The third, Jenny, 11, pauses and glances up at him.

"What's the stick for?" she asks.

"There's so much concrete," he says. "This is how I stay connected to nature." She considers this, and then says, "There's an empty spot over there. Maybe they could plant some flowers there."

"Why not tear some of this concrete up?" Bubbins asks her. "Do you think it was always here?"

"No," she says.

"Think it will always be here?" he says.

"No," she says.

"Think about it like that," he says.

As he walks, he passes conscious murals that put the equation simply—"More Gardens = Less Asthma"—and folks call out to him, "He looks like Johnny Appleseed!" At the United We Stand garden, on 137th Street and Cypress, he finds José Rodriguez, 67. "We've been here 14 years. We built all of this up," Rodriguez says, waving his arm across the peppers and flower beds. "This, for us, is a park. We cook here, walk, talk. There's no charge for food. Whatever we cook, everybody eats.

"There was a little house over there, and they broke it," he says. "We got all the neighborhood together to build that fence. See that fence? The government didn't do that. We did it. If they would give us any freedom, we would build it up, but they want to keep it like you're living in somebody else's house."

Castro says the department moved on the garden because one of the casitas there with water and electrical hookups from a nearby building was too much like a house and posed a safety risk, and because gardeners had planted on parks land they had no right to.

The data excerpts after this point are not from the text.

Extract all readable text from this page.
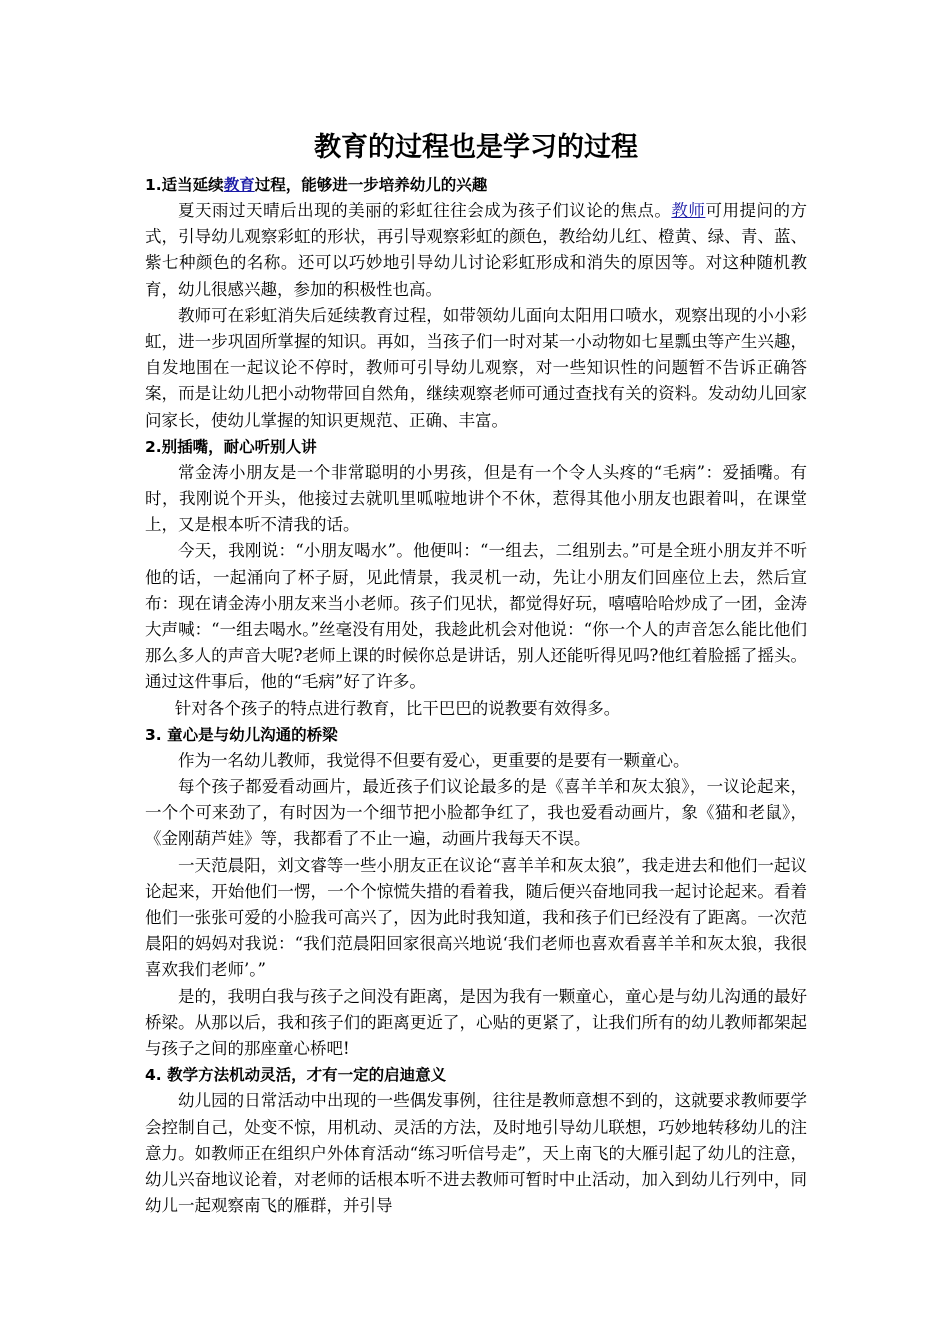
教育的过程也是学习的过程
1.适当延续教育过程，能够进一步培养幼儿的兴趣

夏天雨过天晴后出现的美丽的彩虹往往会成为孩子们议论的焦点。教师可用提问的方式，引导幼儿观察彩虹的形状，再引导观察彩虹的颜色，教给幼儿红、橙黄、绿、青、蓝、紫七种颜色的名称。还可以巧妙地引导幼儿讨论彩虹形成和消失的原因等。对这种随机教育，幼儿很感兴趣，参加的积极性也高。

教师可在彩虹消失后延续教育过程，如带领幼儿面向太阳用口喷水，观察出现的小小彩虹，进一步巩固所掌握的知识。再如，当孩子们一时对某一小动物如七星瓢虫等产生兴趣，自发地围在一起议论不停时，教师可引导幼儿观察，对一些知识性的问题暂不告诉正确答案，而是让幼儿把小动物带回自然角，继续观察老师可通过查找有关的资料。发动幼儿回家问家长，使幼儿掌握的知识更规范、正确、丰富。

2.别插嘴，耐心听别人讲

常金涛小朋友是一个非常聪明的小男孩，但是有一个令人头疼的“毛病”：爱插嘴。有时，我刚说个开头，他接过去就叽里呱啦地讲个不休，惹得其他小朋友也跟着叫，在课堂上，又是根本听不清我的话。

今天，我刚说：“小朋友喝水”。他便叫：“一组去，二组别去。”可是全班小朋友并不听他的话，一起涌向了杯子厨，见此情景，我灵机一动，先让小朋友们回座位上去，然后宣布：现在请金涛小朋友来当小老师。孩子们见状，都觉得好玩，嘻嘻哈哈炒成了一团，金涛大声喊：“一组去喝水。”丝毫没有用处，我趁此机会对他说：“你一个人的声音怎么能比他们那么多人的声音大呢?老师上课的时候你总是讲话，别人还能听得见吗?他红着脸摇了摇头。通过这件事后，他的“毛病”好了许多。

针对各个孩子的特点进行教育，比干巴巴的说教要有效得多。

3. 童心是与幼儿沟通的桥梁

作为一名幼儿教师，我觉得不但要有爱心，更重要的是要有一颗童心。

每个孩子都爱看动画片，最近孩子们议论最多的是《喜羊羊和灰太狼》，一议论起来，一个个可来劲了，有时因为一个细节把小脸都争红了，我也爱看动画片，象《猫和老鼠》，《金刚葫芦娃》等，我都看了不止一遍，动画片我每天不误。

一天范晨阳，刘文睿等一些小朋友正在议论“喜羊羊和灰太狼”，我走进去和他们一起议论起来，开始他们一愣，一个个惊慌失措的看着我，随后便兴奋地同我一起讨论起来。看着他们一张张可爱的小脸我可高兴了，因为此时我知道，我和孩子们已经没有了距离。一次范晨阳的妈妈对我说：“我们范晨阳回家很高兴地说‘我们老师也喜欢看喜羊羊和灰太狼，我很喜欢我们老师’。”

是的，我明白我与孩子之间没有距离，是因为我有一颗童心，童心是与幼儿沟通的最好桥梁。从那以后，我和孩子们的距离更近了，心贴的更紧了，让我们所有的幼儿教师都架起与孩子之间的那座童心桥吧!

4. 教学方法机动灵活，才有一定的启迪意义

幼儿园的日常活动中出现的一些偶发事例，往往是教师意想不到的，这就要求教师要学会控制自己，处变不惊，用机动、灵活的方法，及时地引导幼儿联想，巧妙地转移幼儿的注意力。如教师正在组织户外体育活动“练习听信号走”，天上南飞的大雁引起了幼儿的注意，幼儿兴奋地议论着，对老师的话根本听不进去教师可暂时中止活动，加入到幼儿行列中，同幼儿一起观察南飞的雁群，并引导
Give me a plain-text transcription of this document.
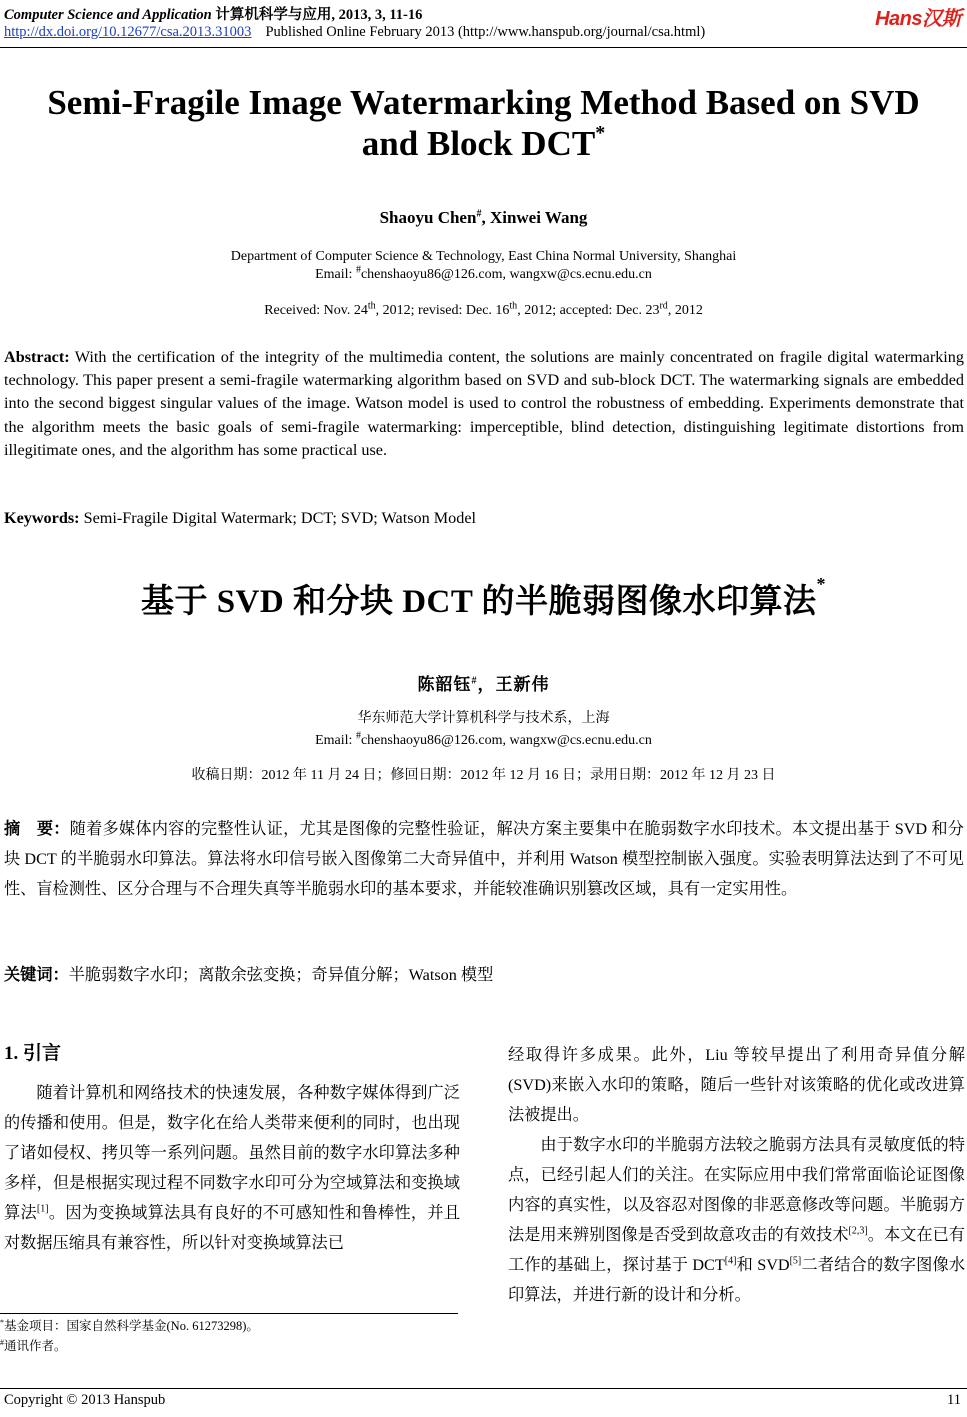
Computer Science and Application 计算机科学与应用, 2013, 3, 11-16	Hans汉斯
http://dx.doi.org/10.12677/csa.2013.31003 Published Online February 2013 (http://www.hanspub.org/journal/csa.html)
Semi-Fragile Image Watermarking Method Based on SVD
and Block DCT*
Shaoyu Chen#, Xinwei Wang
Department of Computer Science & Technology, East China Normal University, Shanghai
Email: #chenshaoyu86@126.com, wangxw@cs.ecnu.edu.cn
Received: Nov. 24th, 2012; revised: Dec. 16th, 2012; accepted: Dec. 23rd, 2012
Abstract: With the certification of the integrity of the multimedia content, the solutions are mainly concentrated on fragile digital watermarking technology. This paper present a semi-fragile watermarking algorithm based on SVD and sub-block DCT. The watermarking signals are embedded into the second biggest singular values of the image. Watson model is used to control the robustness of embedding. Experiments demonstrate that the algorithm meets the basic goals of semi-fragile watermarking: imperceptible, blind detection, distinguishing legitimate distortions from illegitimate ones, and the algorithm has some practical use.
Keywords: Semi-Fragile Digital Watermark; DCT; SVD; Watson Model
基于 SVD 和分块 DCT 的半脆弱图像水印算法*
陈韶钰#，王新伟
华东师范大学计算机科学与技术系，上海
Email: #chenshaoyu86@126.com, wangxw@cs.ecnu.edu.cn
收稿日期：2012 年 11 月 24 日；修回日期：2012 年 12 月 16 日；录用日期：2012 年 12 月 23 日
摘　要：随着多媒体内容的完整性认证，尤其是图像的完整性验证，解决方案主要集中在脆弱数字水印技术。本文提出基于 SVD 和分块 DCT 的半脆弱水印算法。算法将水印信号嵌入图像第二大奇异值中，并利用 Watson 模型控制嵌入强度。实验表明算法达到了不可见性、盲检测性、区分合理与不合理失真等半脆弱水印的基本要求，并能较准确识别篡改区域，具有一定实用性。
关键词：半脆弱数字水印；离散余弦变换；奇异值分解；Watson 模型
1. 引言

随着计算机和网络技术的快速发展，各种数字媒体得到广泛的传播和使用。但是，数字化在给人类带来便利的同时，也出现了诸如侵权、拷贝等一系列问题。虽然目前的数字水印算法多种多样，但是根据实现过程不同数字水印可分为空域算法和变换域算法[1]。因为变换域算法具有良好的不可感知性和鲁棒性，并且对数据压缩具有兼容性，所以针对变换域算法已

经取得许多成果。此外，Liu 等较早提出了利用奇异值分解(SVD)来嵌入水印的策略，随后一些针对该策略的优化或改进算法被提出。

由于数字水印的半脆弱方法较之脆弱方法具有灵敏度低的特点，已经引起人们的关注。在实际应用中我们常常面临论证图像内容的真实性，以及容忍对图像的非恶意修改等问题。半脆弱方法是用来辨别图像是否受到故意攻击的有效技术[2,3]。本文在已有工作的基础上，探讨基于 DCT[4]和 SVD[5]二者结合的数字图像水印算法，并进行新的设计和分析。

*基金项目：国家自然科学基金(No. 61273298)。
#通讯作者。
Copyright © 2013 Hanspub	11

The saddest thing about the conflicts is that all these groups say they could be the Parks Department's greatest boosters, a volunteer army of equals crafting a revolutionary model of a new green city. "I wish they'd jump on us and use us as an example," Quiñones says.

Perhaps the best place to see a vision of what's possible is at the end of Lafayette Avenue, across a busy highway, past an industrial lot creeping with barbed wire.

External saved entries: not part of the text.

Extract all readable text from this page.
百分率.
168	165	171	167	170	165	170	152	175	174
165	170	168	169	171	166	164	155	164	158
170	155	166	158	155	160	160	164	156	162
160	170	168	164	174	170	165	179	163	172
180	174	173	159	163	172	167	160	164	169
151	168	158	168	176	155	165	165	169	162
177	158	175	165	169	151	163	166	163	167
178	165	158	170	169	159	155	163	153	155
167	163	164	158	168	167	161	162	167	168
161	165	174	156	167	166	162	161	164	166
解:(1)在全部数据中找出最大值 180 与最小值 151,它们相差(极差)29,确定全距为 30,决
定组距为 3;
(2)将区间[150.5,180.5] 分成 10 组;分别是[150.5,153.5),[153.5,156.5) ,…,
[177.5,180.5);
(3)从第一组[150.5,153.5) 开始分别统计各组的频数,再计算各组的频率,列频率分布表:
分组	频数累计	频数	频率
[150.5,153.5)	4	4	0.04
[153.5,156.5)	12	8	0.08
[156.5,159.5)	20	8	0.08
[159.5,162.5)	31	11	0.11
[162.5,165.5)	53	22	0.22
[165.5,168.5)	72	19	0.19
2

Down a slope in the asphalt, a sign is painted on the ground in white: Waterfront Park. Little pink and turquoise flowers appear on the street in paint, as if placeholders for real flowers coming someday. Past a chain, the scattered objects look less accidental; painted flowers, sunbursts, peace signs, and Puerto Rican flags appear. So do river birches, crab apples, willows, and cottonwoods.

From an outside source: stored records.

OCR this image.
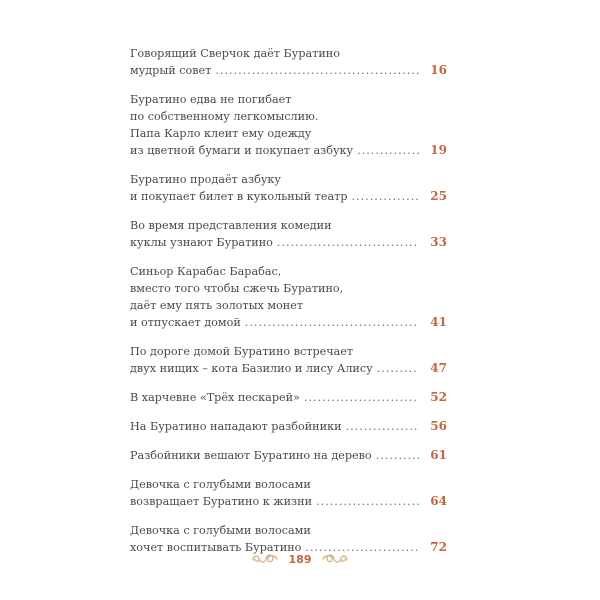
Говорящий Сверчок даёт Буратино
мудрый совет .....	16
Буратино едва не погибает
по собственному легкомыслию.
Папа Карло клеит ему одежду
из цветной бумаги и покупает азбуку .....	19
Буратино продаёт азбуку
и покупает билет в кукольный театр .....	25
Во время представления комедии
куклы узнают Буратино .....	33
Синьор Карабас Барабас,
вместо того чтобы сжечь Буратино,
даёт ему пять золотых монет
и отпускает домой .....	41
По дороге домой Буратино встречает
двух нищих – кота Базилио и лису Алису .....	47
В харчевне «Трёх пескарей» .....	52
На Буратино нападают разбойники .....	56
Разбойники вешают Буратино на дерево .....	61
Девочка с голубыми волосами
возвращает Буратино к жизни .....	64
Девочка с голубыми волосами
хочет воспитывать Буратино .....	72
189
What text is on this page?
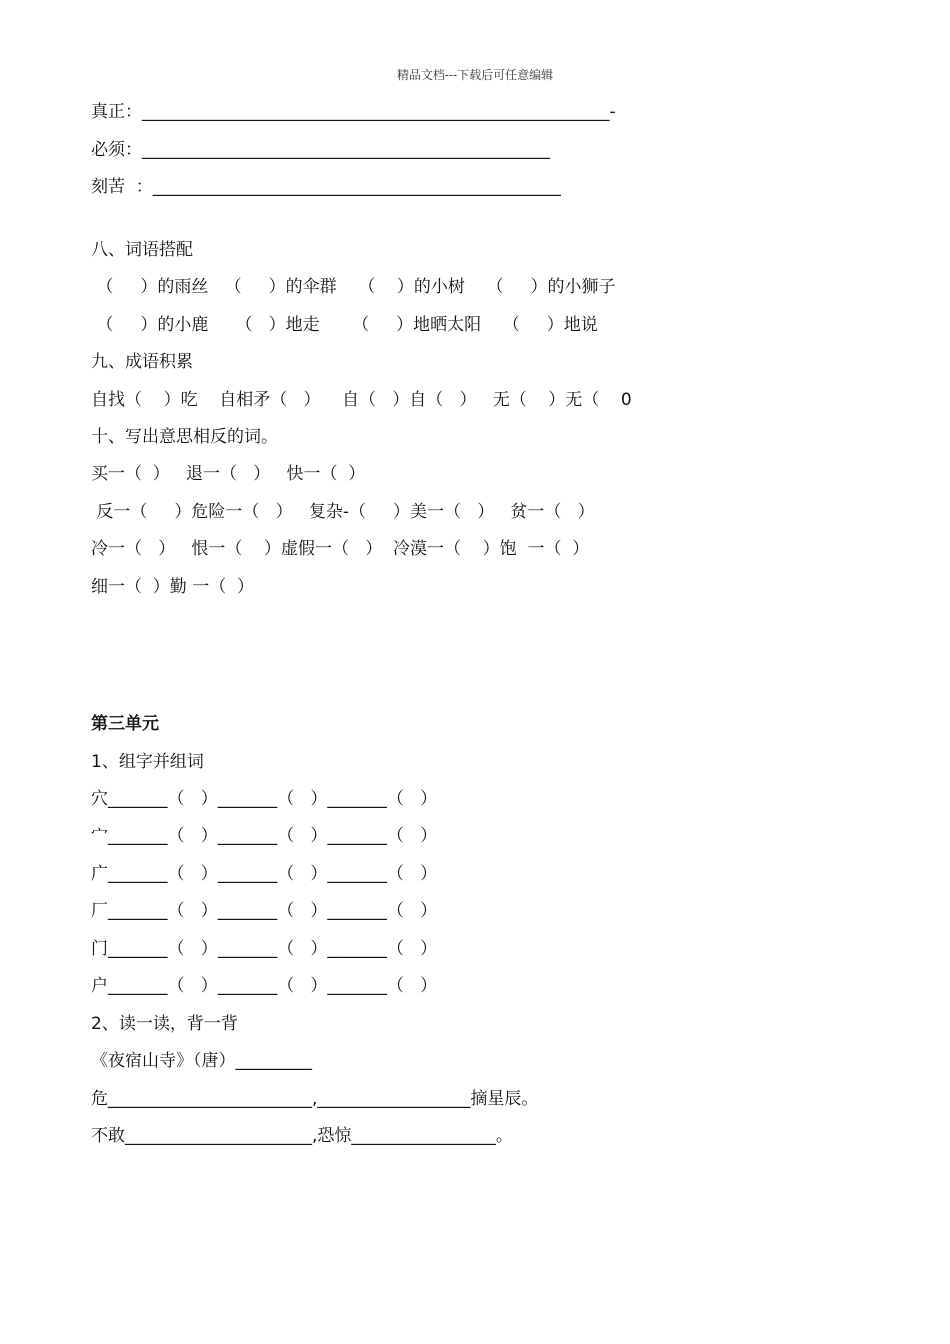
精品文档---下载后可任意编辑
真正：_______________________________________________________-
必须：________________________________________________
刻苦  ：________________________________________________
八、词语搭配
（     ）的雨丝   （     ）的伞群    （    ）的小树    （     ）的小狮子
（     ）的小鹿     （   ）地走      （     ）地晒太阳    （     ）地说
九、成语积累
自找（    ）吃    自相矛（   ）    自（   ）自（   ）   无（    ）无（    0
十、写出意思相反的词。
买一（  ）   退一（   ）   快一（  ）
反一（     ）危险一（   ）   复杂-（     ）美一（   ）   贫一（   ）
冷一（   ）   恨一（    ）虚假一（   ）  冷漠一（    ）饱  一（  ）
细一（  ）勤 一（  ）
第三单元
1、组字并组词
穴_______（   ）_______（   ）_______（   ）
宀_______（   ）_______（   ）_______（   ）
广_______（   ）_______（   ）_______（   ）
厂_______（   ）_______（   ）_______（   ）
门_______（   ）_______（   ）_______（   ）
户_______（   ）_______（   ）_______（   ）
2、读一读，背一背
《夜宿山寺》（唐）_________
危________________________,__________________摘星辰。
不敢______________________,恐惊_________________。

Down farther, Nino DeSimone, coordinator of Greening for Breathing at the Point, which developed the site, unlocks a trailer, and a couple of boys haul out fishing poles. The Parks Department helped fund work there with a $10,000 grant, as part of the popular Waterways and Trailways Program, an initiative to develop a greenway stretching from Westchester all the way down to the South Bronx. The place is still spare, barely a park, but it holds the seed of what activists could do for the borough with the right support.

The community's hopes are expressed in a mural on the side of the equipment shed. It's a remix of Seurat's Sunday Afternoon on the Island of the Grande Jatte, painted by the Tats Cru. In the scene, the ramshackle street scattered with woodchips is covered in lush green grass and shrubs. Full, tall trees with sunlight pouring through them turn the ground a liquid gold, as a multiracial crowd walks and lounges in the park. The dark gray-brown river is rendered so turquoise it is almost phosphorescent. Even the apartment towers in Soundview across the way look radiant again.

In reality, the mural stands in front of a gate, shutting off the park from the industry that consumes the rest of the waterfront here. "They want to make it so they don't have problems with the neighborhood? They should go to that school," DeSimone says, gesturing to Middle School 201 nearby. "This is a tremendous opportunity for those kids to build a park. If they want a park that lasts, that's the place to begin, rather than not allowing the community in the space till they finish it in four years, and then in five years pouring in concrete and a jungle gym.

"But they do not regularly extend that level of confidence so people know what's going on," he says. "That's a trust issue ultimately. I don't think people trust the Parks Department now."